Image: Singer Conchita Wurst representing Austria
Singer Conchita Wurst representing Austria performs the song 'Rise Like a Phoenix' after winning the Eurovision Song Contest in the B&W Halls in Copenhagen, Denmark, Saturday, May 10, 2014.(AP Photo/Frank Augstein)Frank Augstein / AP

Marija Šerifović of Serbia won Eurovision in 2007 with her fairly obviously lesbian-themed performance of "Molitva" and has come out as a lesbian herself since her triumph — but Finland's Saara Aalto marks another queer milestone this year.

"Saara is perhaps the most 'out' lesbian at Eurovision ever," Adams said. "She speaks openly about her manager and fiancée [Meri Sopanen]. Her song 'Monsters' could be read as a reckoning with her own sexuality. Self-hatred, homophobia, the various bigots she's encountered in her life — she's dancing past them and tearing down the walls inside her head."

"Monsters" is actually Finland's second patently LGBTQ entry — in 2013, singer Krista Siegfrids stirred controversy by including a lesbian kiss in the performance of her song "Marry Me", which she said was to protest Finland's lack of marriage equality. The Finnish Parliament voted to allow same-sex marriages the following year.

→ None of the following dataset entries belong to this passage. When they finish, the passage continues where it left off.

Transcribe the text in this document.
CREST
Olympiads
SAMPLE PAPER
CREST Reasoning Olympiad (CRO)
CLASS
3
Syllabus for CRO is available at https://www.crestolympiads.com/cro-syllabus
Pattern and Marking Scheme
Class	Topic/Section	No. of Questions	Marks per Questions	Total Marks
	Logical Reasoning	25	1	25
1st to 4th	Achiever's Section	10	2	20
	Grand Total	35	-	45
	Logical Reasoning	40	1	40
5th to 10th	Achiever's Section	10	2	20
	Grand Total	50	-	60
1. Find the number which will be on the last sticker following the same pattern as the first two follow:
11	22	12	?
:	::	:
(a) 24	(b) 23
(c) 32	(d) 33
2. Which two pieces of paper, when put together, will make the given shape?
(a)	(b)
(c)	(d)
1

Social undertones actually abound at this year's Eurovision, from Israel's #MeToo-esque entry "Toy" to France's refuge-crisis-themed "Mercy." But if the bookies are to be believed, Cyprus' sexy and completely apolitical "Fuego" may walk away as the winner.

Still, O'Shaughnessy is quickly gaining ground, having jumped to third place this week in pre-contest wagering. And Eurovision is nothing if not always full of surprises.

The 2018 Eurovision Song Contest final begins at 8 p.m. local time on Saturday in Lisbon, Portugal, and will be broadcast live in the U.S. on the Logo network at 3 p.m. EDT, 12 p.m. PDT.